劇場政治は「ブラックボックス」批判から始まった 小泉元首相ソックリの「自民党をブッ壊す」狂乱出馬
小池は「パラシュートなしの立候補」「退路は断った」と悲壮な覚悟を口にしたが、権力者に寄り添い続け、大臣を歴任した女性政治家だ。負け戦と分かっていながら突き進むわけがない。

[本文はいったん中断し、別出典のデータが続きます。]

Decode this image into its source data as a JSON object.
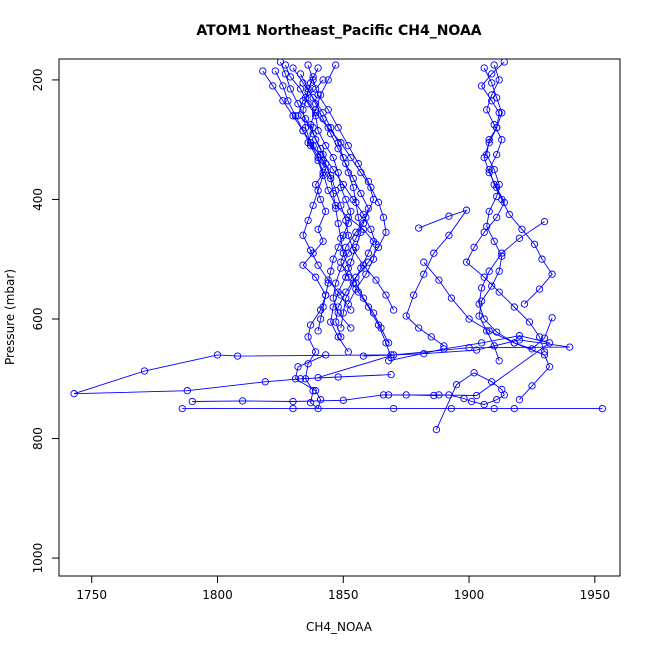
{
  "chart_data": {
    "type": "line",
    "title": "ATOM1 Northeast_Pacific CH4_NOAA",
    "xlabel": "CH4_NOAA",
    "ylabel": "Pressure (mbar)",
    "xlim": [
      1737,
      1960
    ],
    "ylim": [
      1030,
      165
    ],
    "xticks": [
      1750,
      1800,
      1850,
      1900,
      1950
    ],
    "yticks": [
      200,
      400,
      600,
      800,
      1000
    ],
    "grid": false,
    "marker": "open-circle",
    "color": "#0000ff",
    "series": [
      {
        "x": [
          1842,
          1839,
          1834,
          1832,
          1838,
          1836,
          1841,
          1843,
          1839,
          1841,
          1843,
          1840,
          1842,
          1838,
          1834,
          1839,
          1843,
          1841,
          1837,
          1836,
          1839,
          1836,
          1835,
          1838,
          1837,
          1840,
          1841,
          1839,
          1831,
          1832,
          1843
        ],
        "y": [
          200,
          215,
          235,
          260,
          280,
          305,
          325,
          350,
          375,
          400,
          420,
          450,
          470,
          490,
          510,
          530,
          560,
          585,
          610,
          630,
          655,
          675,
          700,
          720,
          740,
          750,
          735,
          720,
          700,
          680,
          660
        ]
      },
      {
        "x": [
          1827,
          1829,
          1833,
          1836,
          1839,
          1840,
          1843,
          1846,
          1848,
          1849,
          1851,
          1853,
          1852,
          1850,
          1848,
          1846,
          1845,
          1844,
          1843,
          1842,
          1841,
          1840
        ],
        "y": [
          175,
          195,
          215,
          240,
          260,
          285,
          310,
          330,
          355,
          380,
          400,
          420,
          440,
          460,
          480,
          500,
          520,
          540,
          560,
          580,
          600,
          620
        ]
      },
      {
        "x": [
          1830,
          1834,
          1838,
          1842,
          1845,
          1848,
          1850,
          1852,
          1854,
          1855,
          1856,
          1857,
          1855,
          1853,
          1851,
          1848,
          1846,
          1845,
          1848,
          1852
        ],
        "y": [
          180,
          205,
          230,
          255,
          280,
          305,
          330,
          355,
          380,
          405,
          430,
          455,
          480,
          505,
          530,
          555,
          580,
          605,
          630,
          655
        ]
      },
      {
        "x": [
          1836,
          1838,
          1840,
          1844,
          1848,
          1852,
          1856,
          1860,
          1862,
          1859,
          1855,
          1851,
          1849,
          1852,
          1856,
          1860,
          1864,
          1867,
          1869
        ],
        "y": [
          175,
          200,
          225,
          250,
          280,
          310,
          340,
          370,
          400,
          430,
          455,
          480,
          505,
          530,
          555,
          580,
          610,
          640,
          665
        ]
      },
      {
        "x": [
          1825,
          1827,
          1829,
          1832,
          1835,
          1838,
          1841,
          1843,
          1845,
          1846,
          1847,
          1848,
          1849,
          1850,
          1852,
          1855,
          1858,
          1862,
          1865,
          1868
        ],
        "y": [
          170,
          190,
          215,
          240,
          265,
          290,
          315,
          340,
          365,
          390,
          415,
          440,
          465,
          490,
          515,
          540,
          565,
          590,
          615,
          640
        ]
      },
      {
        "x": [
          1838,
          1836,
          1834,
          1835,
          1837,
          1840,
          1842,
          1844,
          1847,
          1852,
          1858,
          1862,
          1860,
          1857,
          1854,
          1851,
          1850,
          1849
        ],
        "y": [
          195,
          220,
          250,
          280,
          305,
          330,
          355,
          385,
          410,
          430,
          450,
          470,
          490,
          515,
          540,
          565,
          590,
          615
        ]
      },
      {
        "x": [
          1823,
          1826,
          1828,
          1831,
          1834,
          1837,
          1840,
          1842,
          1840,
          1838,
          1836,
          1834,
          1837,
          1840,
          1844,
          1849,
          1853
        ],
        "y": [
          185,
          210,
          235,
          260,
          285,
          310,
          335,
          360,
          385,
          410,
          435,
          460,
          485,
          510,
          535,
          560,
          585
        ]
      },
      {
        "x": [
          1833,
          1836,
          1839,
          1842,
          1845,
          1848,
          1851,
          1854,
          1857,
          1860,
          1858,
          1855,
          1852,
          1849,
          1847,
          1846,
          1848,
          1853
        ],
        "y": [
          190,
          215,
          240,
          265,
          290,
          315,
          340,
          365,
          390,
          415,
          440,
          465,
          490,
          515,
          540,
          565,
          590,
          615
        ]
      },
      {
        "x": [
          1840,
          1837,
          1835,
          1839,
          1844,
          1849,
          1853,
          1857,
          1861,
          1864,
          1866,
          1867,
          1864,
          1860,
          1855,
          1851,
          1848,
          1847,
          1849
        ],
        "y": [
          180,
          205,
          230,
          255,
          280,
          305,
          330,
          355,
          380,
          405,
          430,
          455,
          480,
          505,
          530,
          555,
          580,
          605,
          630
        ]
      },
      {
        "x": [
          1818,
          1822,
          1826,
          1830,
          1834,
          1838,
          1842,
          1845,
          1847,
          1849,
          1851,
          1852,
          1854,
          1858,
          1863,
          1867,
          1870
        ],
        "y": [
          185,
          210,
          235,
          260,
          285,
          310,
          335,
          360,
          385,
          410,
          435,
          460,
          485,
          510,
          535,
          560,
          585
        ]
      },
      {
        "x": [
          1847,
          1844,
          1841,
          1839,
          1837,
          1839,
          1842,
          1846,
          1850,
          1854,
          1858,
          1861,
          1863,
          1862,
          1859,
          1855,
          1852
        ],
        "y": [
          175,
          200,
          225,
          250,
          275,
          300,
          325,
          350,
          375,
          400,
          425,
          450,
          475,
          500,
          525,
          550,
          575
        ]
      },
      {
        "x": [
          1869,
          1808,
          1800,
          1771,
          1743,
          1788,
          1819,
          1833,
          1848,
          1869
        ],
        "y": [
          660,
          662,
          660,
          687,
          725,
          720,
          705,
          700,
          697,
          693
        ]
      },
      {
        "x": [
          1840,
          1870,
          1900,
          1940,
          1920,
          1903,
          1882,
          1858
        ],
        "y": [
          698,
          660,
          648,
          647,
          635,
          652,
          658,
          662
        ]
      },
      {
        "x": [
          1790,
          1810,
          1830,
          1850,
          1866,
          1888,
          1903,
          1932,
          1920,
          1905,
          1890,
          1868
        ],
        "y": [
          738,
          737,
          738,
          736,
          727,
          727,
          728,
          640,
          628,
          640,
          650,
          670
        ]
      },
      {
        "x": [
          1786,
          1830,
          1870,
          1893,
          1910,
          1918,
          1953
        ],
        "y": [
          750,
          750,
          750,
          750,
          750,
          750,
          750
        ]
      },
      {
        "x": [
          1868,
          1875,
          1886,
          1892,
          1898,
          1901,
          1906,
          1911,
          1914,
          1913,
          1909,
          1902,
          1895,
          1887
        ],
        "y": [
          727,
          727,
          728,
          727,
          733,
          738,
          743,
          735,
          727,
          718,
          705,
          690,
          710,
          785
        ]
      },
      {
        "x": [
          1920,
          1925,
          1932,
          1930,
          1918,
          1908,
          1900,
          1893,
          1888,
          1882
        ],
        "y": [
          735,
          712,
          680,
          660,
          640,
          620,
          600,
          565,
          535,
          505
        ]
      },
      {
        "x": [
          1914,
          1909,
          1905,
          1909,
          1912,
          1911,
          1908,
          1907,
          1910,
          1912,
          1911,
          1908,
          1907,
          1910,
          1913,
          1912,
          1909,
          1905,
          1904,
          1907,
          1910,
          1912
        ],
        "y": [
          170,
          190,
          210,
          235,
          255,
          280,
          300,
          325,
          350,
          375,
          395,
          420,
          445,
          470,
          495,
          520,
          545,
          570,
          595,
          620,
          645,
          670
        ]
      },
      {
        "x": [
          1906,
          1909,
          1911,
          1913,
          1911,
          1908,
          1906,
          1908,
          1911,
          1914,
          1911,
          1906,
          1902,
          1899,
          1906,
          1912,
          1918,
          1924,
          1928,
          1930
        ],
        "y": [
          180,
          205,
          230,
          255,
          280,
          305,
          330,
          355,
          380,
          405,
          430,
          455,
          480,
          505,
          530,
          555,
          580,
          605,
          630,
          655
        ]
      },
      {
        "x": [
          1910,
          1912,
          1909,
          1907,
          1910,
          1913,
          1911,
          1908,
          1910,
          1913,
          1916,
          1921,
          1926,
          1929,
          1933,
          1928,
          1922
        ],
        "y": [
          175,
          200,
          225,
          250,
          275,
          300,
          325,
          350,
          375,
          400,
          425,
          450,
          475,
          500,
          525,
          550,
          575
        ]
      },
      {
        "x": [
          1880,
          1892,
          1899,
          1892,
          1886,
          1882,
          1878,
          1875,
          1880,
          1885,
          1890
        ],
        "y": [
          448,
          428,
          418,
          460,
          490,
          525,
          560,
          595,
          615,
          630,
          645
        ]
      },
      {
        "x": [
          1930,
          1920,
          1913,
          1908,
          1905,
          1904,
          1906,
          1911,
          1918,
          1925,
          1930,
          1933
        ],
        "y": [
          437,
          465,
          490,
          520,
          548,
          575,
          600,
          622,
          640,
          650,
          632,
          598
        ]
      }
    ]
  }
}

「ここまで公然と反旗を翻されたら、都連は意地でも増田氏をぶつけ、組織戦で潰しにかかる。とはいえ、小池は孤立無援ではありません。独裁を強める安倍首相を面白く思っていない勢力もいる。安倍首相や石原経再相の遊説先で小池が無視されたことが話題になりましたが、小池の周りを“安倍嫌い”の平沢勝栄や、石破派の鴨下一郎と平将明らが固めていた。小池は2012年の総裁選で安倍首相支持から石破地方創生相に転じた“義理”もある。石破派も水面下で支援に動くでしょう」(永田町関係者)
小池の“後ろ盾”とされる小泉元首相も表立ったサポートは否定しているものの、「いい政治勘をしている」とエール。いまだ根強い小泉人気を利用できれば、強力な援軍だ。
政治ジャーナリストの鈴木哲夫氏は言う。
「小池氏は有権者に直接アピールして世論をつくり、自民党内を動かそうとしている。郵政解散に打って出た小泉元首相のやり方にソックリです。世論調査では増田氏よりも小池氏が優勢ですし、無党派層に訴えかける空中戦でいい勝負に持ち込めるでしょう」
自民都連は参院選当日の10日夜に国会議員会議を開いて協議し、11日以降に小池と話をするという。民進都連の対応は、さらにその後になりそうで、顔ぶれが出そろうのは告示ギリギリ。スッタモンダの揚げ句、また人気投票になりそうだ。